ELLE domine Paris, on la présente souvent comme une grande Dame, son genre est féminin. ELLE, c'est la Tour Eiffel, symbole universel de la capitale française et de la nation. Paris accueillant les Jeux Olympiques en 2024, c'est sur son flanc qu'ont été fixés les anneaux qui célèbrent ce grand évènement sportif. 

Sous ces anneaux, des lettres capitales dorées, hautes de 60 centimètres sont assez grandes pour être vues du sol. Elles composent les 72 noms de savants mis à l'honneur par Gustave Eiffel. ILS mais pas ELLES.... 
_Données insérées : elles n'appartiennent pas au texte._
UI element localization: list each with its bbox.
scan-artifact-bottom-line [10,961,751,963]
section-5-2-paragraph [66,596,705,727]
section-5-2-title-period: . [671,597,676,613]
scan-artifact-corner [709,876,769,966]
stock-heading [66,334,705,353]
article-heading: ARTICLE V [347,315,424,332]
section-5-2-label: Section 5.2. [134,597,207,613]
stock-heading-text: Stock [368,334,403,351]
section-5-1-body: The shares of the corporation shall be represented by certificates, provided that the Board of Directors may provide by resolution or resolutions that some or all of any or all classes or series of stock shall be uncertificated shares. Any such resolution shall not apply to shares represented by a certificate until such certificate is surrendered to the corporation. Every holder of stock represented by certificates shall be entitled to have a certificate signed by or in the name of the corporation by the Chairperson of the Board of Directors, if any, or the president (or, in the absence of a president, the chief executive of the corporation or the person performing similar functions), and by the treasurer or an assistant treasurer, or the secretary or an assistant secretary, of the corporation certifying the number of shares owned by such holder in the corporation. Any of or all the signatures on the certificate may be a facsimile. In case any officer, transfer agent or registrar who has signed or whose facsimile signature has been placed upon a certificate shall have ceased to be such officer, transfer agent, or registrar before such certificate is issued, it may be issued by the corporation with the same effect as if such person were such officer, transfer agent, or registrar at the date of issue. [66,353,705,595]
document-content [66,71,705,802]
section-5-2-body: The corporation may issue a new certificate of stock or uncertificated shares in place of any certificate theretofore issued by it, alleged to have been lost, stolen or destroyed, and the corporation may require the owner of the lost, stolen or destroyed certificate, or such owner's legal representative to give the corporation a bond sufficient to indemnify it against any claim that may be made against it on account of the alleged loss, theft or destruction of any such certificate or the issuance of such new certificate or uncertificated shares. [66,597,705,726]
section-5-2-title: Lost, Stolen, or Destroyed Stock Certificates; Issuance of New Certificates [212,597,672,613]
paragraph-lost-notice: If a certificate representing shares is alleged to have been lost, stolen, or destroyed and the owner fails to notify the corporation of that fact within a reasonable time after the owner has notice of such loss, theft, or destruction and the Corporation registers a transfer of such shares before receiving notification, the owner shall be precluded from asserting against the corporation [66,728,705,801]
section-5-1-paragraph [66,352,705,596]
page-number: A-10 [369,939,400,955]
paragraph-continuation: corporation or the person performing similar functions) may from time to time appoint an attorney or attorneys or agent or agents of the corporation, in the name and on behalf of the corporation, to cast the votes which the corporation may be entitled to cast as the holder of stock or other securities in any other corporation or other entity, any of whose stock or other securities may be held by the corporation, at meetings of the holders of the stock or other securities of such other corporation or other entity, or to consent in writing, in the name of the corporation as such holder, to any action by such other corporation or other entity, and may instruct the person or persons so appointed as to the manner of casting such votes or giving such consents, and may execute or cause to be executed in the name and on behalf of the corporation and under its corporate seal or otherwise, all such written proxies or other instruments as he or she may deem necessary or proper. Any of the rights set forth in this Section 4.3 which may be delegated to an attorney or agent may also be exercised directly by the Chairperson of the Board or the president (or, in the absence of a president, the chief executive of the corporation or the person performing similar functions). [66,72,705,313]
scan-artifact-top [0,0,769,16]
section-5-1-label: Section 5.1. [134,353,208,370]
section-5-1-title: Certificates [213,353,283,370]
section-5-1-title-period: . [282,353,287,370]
Car force est de constater qu’aucune femme n’est mentionnée sur la grande structure métallique. Une petite révolution semble pourtant en marche grâce au projet ‘Hypatie pour la tour Eiffel’. Son comité œuvre pour inscrire 40 noms de femmes scientifiques au deuxième étage de la Tour, au-dessus des hommes …et des anneaux.  (*Hypatie était une mathématicienne et philosophe grecque (Alexandrie vers 370 - Alexandrie 415). Henri Rivière - 1902 -  Estampe - Série "Trente-six vues de la Tour Eiffel - Paris Musées Collections. 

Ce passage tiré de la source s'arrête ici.